Detection and Significance of the Acute Myocardial Infarction Triad
The three cardiac markers primarily refer to creatine kinase-MB (CK-MB), myoglobin, and troponin. These indicators are mainly used to reflect the extent of myocardial damage and indirectly assess the timing of myocardial injury.
Myocardial infarction (MI), also known as heart attack, is typically evaluated through three key markers: cardiac troponin, myoglobin, and creatine kinase-MB. In patients with acute myocardial infarction (AMI), levels of all three markers rise, thus enabling diagnosis of AMI based on these indicators. Typically, when classic chest pain occurs, ischemic changes such as ST-segment elevation or depression can be observed on electrocardiogram. Among the three markers, myoglobin increases within 2 hours after myocardial infarction, troponin rises within 3 to 4 hours, and creatine kinase-MB becomes positive around 4 hours post-event. If myocardial infarction is confirmed, urgent treatments such as percutaneous coronary intervention (PCI) or thrombolytic therapy should be initiated promptly.

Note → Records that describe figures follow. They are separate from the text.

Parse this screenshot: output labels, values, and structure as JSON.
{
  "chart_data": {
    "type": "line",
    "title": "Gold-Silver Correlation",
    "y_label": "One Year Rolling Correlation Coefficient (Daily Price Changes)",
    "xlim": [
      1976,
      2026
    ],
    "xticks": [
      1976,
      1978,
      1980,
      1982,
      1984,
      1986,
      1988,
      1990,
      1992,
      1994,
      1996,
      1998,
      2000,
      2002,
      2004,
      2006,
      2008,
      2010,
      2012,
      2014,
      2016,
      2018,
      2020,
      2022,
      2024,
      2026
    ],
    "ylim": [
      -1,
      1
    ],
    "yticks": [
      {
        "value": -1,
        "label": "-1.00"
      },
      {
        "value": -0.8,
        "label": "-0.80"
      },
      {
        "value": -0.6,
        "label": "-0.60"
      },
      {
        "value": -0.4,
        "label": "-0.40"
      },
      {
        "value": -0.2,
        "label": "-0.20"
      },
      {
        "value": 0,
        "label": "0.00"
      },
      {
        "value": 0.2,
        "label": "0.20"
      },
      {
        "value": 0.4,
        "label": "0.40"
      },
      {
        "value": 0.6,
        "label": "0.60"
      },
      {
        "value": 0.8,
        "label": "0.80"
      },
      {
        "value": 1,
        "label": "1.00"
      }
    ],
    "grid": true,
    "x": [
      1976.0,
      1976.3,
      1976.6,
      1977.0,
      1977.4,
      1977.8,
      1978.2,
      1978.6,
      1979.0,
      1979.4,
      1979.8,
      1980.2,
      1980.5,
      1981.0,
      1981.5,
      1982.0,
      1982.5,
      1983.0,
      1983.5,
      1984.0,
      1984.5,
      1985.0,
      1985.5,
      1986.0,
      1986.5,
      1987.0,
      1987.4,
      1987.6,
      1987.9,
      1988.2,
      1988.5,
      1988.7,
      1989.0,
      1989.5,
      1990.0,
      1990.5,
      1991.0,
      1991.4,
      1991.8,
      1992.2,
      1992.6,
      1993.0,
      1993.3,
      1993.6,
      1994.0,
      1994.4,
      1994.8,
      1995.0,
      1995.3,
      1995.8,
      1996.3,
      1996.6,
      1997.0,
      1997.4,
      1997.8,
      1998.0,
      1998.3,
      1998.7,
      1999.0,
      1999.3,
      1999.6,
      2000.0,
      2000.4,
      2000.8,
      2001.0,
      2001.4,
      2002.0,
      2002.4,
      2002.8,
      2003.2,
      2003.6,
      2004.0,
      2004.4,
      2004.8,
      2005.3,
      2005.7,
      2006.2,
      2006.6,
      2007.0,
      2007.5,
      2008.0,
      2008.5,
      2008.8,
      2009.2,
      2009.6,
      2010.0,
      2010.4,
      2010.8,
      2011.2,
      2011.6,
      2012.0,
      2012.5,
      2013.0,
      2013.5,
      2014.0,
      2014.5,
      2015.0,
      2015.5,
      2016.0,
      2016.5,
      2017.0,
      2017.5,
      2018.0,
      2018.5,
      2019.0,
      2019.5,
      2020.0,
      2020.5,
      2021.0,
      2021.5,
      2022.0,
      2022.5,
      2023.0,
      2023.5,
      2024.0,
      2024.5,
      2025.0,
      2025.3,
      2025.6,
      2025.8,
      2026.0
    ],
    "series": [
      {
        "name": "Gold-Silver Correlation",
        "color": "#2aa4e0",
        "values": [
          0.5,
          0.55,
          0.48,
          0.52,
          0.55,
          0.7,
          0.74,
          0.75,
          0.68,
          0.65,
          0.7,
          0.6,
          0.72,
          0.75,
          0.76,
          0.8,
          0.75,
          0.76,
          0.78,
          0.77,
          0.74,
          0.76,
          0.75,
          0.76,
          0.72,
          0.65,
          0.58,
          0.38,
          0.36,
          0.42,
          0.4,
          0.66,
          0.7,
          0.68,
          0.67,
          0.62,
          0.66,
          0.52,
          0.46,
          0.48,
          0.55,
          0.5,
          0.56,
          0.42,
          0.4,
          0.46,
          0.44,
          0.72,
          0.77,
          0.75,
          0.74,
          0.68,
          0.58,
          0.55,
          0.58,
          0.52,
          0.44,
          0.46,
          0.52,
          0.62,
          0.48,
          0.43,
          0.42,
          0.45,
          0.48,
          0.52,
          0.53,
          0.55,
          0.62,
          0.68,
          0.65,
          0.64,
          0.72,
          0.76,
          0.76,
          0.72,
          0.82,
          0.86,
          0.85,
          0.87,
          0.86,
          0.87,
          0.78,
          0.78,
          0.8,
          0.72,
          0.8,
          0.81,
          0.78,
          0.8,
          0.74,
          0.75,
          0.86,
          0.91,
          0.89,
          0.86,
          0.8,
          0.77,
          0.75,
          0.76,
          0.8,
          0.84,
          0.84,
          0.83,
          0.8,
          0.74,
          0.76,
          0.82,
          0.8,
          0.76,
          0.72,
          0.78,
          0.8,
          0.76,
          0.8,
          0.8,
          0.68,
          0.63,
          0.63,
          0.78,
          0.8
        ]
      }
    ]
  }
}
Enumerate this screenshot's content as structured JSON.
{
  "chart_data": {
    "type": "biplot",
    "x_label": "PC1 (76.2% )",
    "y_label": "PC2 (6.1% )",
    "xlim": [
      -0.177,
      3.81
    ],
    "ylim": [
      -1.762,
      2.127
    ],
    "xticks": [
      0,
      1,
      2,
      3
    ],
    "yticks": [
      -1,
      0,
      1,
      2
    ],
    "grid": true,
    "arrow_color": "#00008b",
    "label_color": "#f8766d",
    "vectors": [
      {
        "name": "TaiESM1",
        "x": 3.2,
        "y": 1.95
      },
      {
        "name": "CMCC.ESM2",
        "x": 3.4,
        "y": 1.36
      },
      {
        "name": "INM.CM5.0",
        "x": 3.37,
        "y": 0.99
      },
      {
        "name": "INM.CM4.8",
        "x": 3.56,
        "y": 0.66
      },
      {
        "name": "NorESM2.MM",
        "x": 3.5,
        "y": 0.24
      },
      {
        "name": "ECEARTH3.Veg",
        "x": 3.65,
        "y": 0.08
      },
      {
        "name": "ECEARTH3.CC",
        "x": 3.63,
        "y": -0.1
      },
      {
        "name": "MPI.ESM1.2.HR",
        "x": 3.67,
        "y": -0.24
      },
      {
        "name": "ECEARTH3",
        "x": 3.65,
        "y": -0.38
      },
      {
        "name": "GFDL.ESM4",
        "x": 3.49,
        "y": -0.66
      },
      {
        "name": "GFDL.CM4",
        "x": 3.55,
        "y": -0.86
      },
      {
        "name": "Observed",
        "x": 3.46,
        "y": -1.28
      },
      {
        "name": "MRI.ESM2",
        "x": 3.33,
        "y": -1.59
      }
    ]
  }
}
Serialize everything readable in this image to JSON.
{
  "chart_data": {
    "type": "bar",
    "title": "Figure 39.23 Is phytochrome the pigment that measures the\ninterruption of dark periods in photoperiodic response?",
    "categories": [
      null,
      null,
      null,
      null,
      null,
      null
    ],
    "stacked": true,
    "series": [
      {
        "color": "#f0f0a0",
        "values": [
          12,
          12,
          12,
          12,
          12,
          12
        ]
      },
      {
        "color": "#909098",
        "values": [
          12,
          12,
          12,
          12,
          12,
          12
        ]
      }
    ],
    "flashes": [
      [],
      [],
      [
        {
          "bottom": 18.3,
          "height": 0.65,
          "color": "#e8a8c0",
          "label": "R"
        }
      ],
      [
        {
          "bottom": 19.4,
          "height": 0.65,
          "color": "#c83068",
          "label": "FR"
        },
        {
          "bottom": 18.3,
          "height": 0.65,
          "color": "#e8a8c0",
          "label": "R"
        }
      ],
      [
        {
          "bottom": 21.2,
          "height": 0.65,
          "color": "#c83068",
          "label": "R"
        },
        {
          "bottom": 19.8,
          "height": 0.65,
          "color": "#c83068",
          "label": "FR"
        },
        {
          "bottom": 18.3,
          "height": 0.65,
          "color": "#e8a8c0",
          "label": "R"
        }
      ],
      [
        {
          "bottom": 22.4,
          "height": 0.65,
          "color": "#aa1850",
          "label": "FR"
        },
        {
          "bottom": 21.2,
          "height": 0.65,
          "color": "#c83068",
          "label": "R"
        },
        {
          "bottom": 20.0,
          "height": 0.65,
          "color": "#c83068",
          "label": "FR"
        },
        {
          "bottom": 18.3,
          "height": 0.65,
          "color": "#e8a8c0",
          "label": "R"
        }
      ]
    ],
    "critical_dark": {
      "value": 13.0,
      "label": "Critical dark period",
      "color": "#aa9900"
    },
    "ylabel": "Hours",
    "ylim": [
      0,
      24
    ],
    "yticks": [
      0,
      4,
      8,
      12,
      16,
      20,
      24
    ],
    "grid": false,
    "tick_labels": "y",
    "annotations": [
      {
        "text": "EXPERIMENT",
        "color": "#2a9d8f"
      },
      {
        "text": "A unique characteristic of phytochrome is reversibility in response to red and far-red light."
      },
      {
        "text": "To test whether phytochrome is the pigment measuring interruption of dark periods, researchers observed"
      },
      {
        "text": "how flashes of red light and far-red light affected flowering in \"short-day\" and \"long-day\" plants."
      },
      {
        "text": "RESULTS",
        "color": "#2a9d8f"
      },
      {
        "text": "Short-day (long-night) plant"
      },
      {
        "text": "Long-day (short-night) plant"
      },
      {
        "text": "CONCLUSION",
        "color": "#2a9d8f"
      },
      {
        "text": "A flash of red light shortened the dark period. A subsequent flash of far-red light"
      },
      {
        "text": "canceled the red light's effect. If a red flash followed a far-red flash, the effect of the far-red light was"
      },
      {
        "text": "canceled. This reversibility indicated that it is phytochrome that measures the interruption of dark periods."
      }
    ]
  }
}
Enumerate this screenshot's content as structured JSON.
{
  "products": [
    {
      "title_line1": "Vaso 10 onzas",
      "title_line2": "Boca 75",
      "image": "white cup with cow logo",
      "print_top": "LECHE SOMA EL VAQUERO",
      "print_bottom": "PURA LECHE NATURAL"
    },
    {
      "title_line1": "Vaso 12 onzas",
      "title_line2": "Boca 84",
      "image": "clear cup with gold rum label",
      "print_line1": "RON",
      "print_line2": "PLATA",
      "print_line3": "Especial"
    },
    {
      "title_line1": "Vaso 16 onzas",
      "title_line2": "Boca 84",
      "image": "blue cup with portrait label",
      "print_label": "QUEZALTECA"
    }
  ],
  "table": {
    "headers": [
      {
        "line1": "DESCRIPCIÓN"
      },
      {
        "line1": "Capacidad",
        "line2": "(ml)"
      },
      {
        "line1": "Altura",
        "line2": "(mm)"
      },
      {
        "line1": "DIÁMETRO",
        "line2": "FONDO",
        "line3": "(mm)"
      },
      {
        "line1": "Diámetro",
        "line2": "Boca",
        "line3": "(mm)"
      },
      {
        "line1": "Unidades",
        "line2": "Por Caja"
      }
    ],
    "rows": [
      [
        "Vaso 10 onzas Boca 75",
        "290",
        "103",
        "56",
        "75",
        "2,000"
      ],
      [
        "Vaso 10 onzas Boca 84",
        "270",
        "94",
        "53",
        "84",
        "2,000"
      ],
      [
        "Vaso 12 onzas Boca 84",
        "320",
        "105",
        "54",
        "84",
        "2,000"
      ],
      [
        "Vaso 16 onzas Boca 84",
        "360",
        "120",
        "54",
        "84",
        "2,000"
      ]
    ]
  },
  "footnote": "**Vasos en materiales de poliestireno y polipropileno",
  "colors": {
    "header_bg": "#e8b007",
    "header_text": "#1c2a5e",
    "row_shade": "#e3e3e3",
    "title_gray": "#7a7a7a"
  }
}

Patients are advised to remain on strict bed rest and avoid spicy or irritating foods to prevent additional strain on the heart and worsening of the condition. Myocardial infarction patients are particularly vulnerable to cardiac events during straining while defecating; therefore, consuming more fresh fruits and vegetables to prevent constipation can help maintain disease stability.